The downside, she said, is that vaccines for the seasonal flu are dwindling, as drug companies turn their attention to H1N1 vaccines.
Meanwhile, the department is continuing a series of H1N1 clinics and is working on efforts to move some vaccine shipments from the health center to other distribution points.
Harris noted that most flu cases in the region so far have likely been H1N1, since the traditional seasonal flu season hasn't begun yet. And the quickly changing H1N1 flu is anticipated to be stronger in its next phase. But the presence of two different illnesses and two different vaccinations, she said, is causing confusion in the community. While the elderly are the most susceptible to seasonal flu, young children are more likely to have serious reactions to H1N1. "It's really changed our message to the public as to who needs the vaccine and who we need to make it available to," Harris said.
Meanwhile, the health department is putting out a message that focuses on preventing the spread of the illness: Wash hands frequently, cover coughs and sneezes and call in sick to work in the case of illness. Employers, Harris said, can help by allowing sick workers to stay home, even if they don't have any paid sick days.
The Asheville City Market, the fresh food market presented by the Appalachian Sustainable Agriculture Project, will get a new home for the month of December, moving from the parking lot of the Public Works Building to Pack Square.
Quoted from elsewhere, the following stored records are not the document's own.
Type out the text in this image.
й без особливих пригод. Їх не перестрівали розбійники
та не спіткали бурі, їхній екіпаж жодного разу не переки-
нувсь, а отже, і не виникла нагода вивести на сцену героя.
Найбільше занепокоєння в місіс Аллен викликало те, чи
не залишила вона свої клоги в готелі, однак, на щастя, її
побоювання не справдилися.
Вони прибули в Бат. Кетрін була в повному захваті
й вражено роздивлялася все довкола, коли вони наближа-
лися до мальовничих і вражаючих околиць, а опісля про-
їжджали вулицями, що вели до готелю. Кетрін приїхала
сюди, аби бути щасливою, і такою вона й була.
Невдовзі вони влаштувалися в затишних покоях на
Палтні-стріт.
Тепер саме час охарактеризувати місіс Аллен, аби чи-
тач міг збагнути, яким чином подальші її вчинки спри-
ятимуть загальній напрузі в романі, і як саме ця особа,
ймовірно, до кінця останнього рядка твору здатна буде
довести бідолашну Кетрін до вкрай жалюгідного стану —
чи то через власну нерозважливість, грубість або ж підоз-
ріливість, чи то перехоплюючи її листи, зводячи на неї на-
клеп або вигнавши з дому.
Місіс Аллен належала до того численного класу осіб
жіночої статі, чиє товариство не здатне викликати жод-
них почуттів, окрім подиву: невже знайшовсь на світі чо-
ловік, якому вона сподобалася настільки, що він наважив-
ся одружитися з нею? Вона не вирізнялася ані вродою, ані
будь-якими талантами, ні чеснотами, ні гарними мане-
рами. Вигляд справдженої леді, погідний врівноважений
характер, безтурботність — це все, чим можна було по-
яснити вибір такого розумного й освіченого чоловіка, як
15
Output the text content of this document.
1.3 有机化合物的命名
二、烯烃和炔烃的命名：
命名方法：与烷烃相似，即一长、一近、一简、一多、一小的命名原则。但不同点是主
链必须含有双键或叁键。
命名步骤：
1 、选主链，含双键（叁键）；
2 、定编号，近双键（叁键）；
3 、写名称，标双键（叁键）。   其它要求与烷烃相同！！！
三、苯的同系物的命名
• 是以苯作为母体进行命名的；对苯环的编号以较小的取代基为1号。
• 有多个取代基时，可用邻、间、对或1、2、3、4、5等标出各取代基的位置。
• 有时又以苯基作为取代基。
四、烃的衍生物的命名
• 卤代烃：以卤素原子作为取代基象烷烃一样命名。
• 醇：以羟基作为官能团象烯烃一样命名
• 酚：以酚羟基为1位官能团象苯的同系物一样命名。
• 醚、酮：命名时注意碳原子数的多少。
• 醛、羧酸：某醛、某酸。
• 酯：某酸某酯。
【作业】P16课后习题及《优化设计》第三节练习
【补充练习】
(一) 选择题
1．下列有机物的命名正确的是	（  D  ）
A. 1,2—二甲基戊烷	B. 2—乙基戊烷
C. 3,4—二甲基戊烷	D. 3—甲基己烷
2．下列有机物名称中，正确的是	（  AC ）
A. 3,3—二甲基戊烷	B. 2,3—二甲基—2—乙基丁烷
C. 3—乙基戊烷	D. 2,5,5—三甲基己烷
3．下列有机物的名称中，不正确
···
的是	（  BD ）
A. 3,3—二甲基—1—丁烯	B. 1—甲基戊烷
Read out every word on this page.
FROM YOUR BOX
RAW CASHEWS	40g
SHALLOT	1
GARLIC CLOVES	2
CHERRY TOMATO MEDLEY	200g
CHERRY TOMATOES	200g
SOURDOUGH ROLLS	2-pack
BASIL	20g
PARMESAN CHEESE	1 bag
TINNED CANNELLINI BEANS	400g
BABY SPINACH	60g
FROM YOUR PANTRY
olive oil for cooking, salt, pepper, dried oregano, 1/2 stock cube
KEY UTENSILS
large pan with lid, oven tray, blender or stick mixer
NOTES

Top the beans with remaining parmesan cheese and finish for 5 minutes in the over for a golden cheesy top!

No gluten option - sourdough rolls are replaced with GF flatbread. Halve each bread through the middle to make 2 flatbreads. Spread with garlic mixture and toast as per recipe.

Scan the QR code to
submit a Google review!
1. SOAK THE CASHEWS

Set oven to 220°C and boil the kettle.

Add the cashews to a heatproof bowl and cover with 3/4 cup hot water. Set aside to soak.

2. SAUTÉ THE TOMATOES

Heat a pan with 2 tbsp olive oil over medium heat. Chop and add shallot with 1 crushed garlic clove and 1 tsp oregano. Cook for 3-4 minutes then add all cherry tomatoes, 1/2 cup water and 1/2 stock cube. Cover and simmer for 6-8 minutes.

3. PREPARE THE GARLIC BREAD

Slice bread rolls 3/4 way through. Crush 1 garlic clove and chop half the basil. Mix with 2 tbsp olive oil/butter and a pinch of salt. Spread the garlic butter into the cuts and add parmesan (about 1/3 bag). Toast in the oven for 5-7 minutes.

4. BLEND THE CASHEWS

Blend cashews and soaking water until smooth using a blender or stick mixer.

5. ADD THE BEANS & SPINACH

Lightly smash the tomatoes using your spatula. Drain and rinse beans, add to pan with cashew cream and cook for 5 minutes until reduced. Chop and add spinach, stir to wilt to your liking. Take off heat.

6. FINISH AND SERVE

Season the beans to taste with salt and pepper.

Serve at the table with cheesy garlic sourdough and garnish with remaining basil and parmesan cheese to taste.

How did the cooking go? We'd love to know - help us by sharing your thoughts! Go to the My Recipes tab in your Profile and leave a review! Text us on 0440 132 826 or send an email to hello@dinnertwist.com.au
The move makes way for fireworks that will be launched from the market's original South Charlotte Street location for Seasonal Sizzle at Seven. The fireworks displays, held on the first three Saturdays in December, come thanks to a $40,000 donation from the Grove Park Inn. The displays are aimed at drawing shoppers and diners downtown during what is considered to be a slow month. This is Sizzle's second season. Last year, the Asheville City Market was forced to close early to make way for a literal truckload of fireworks, but this year, the market is moving altogether. Asheville is easing the transition by waiving the $14,000 to $17,000 in fees typically associated with holding an event at Pack Square. The request to waive the fees passed unanimously.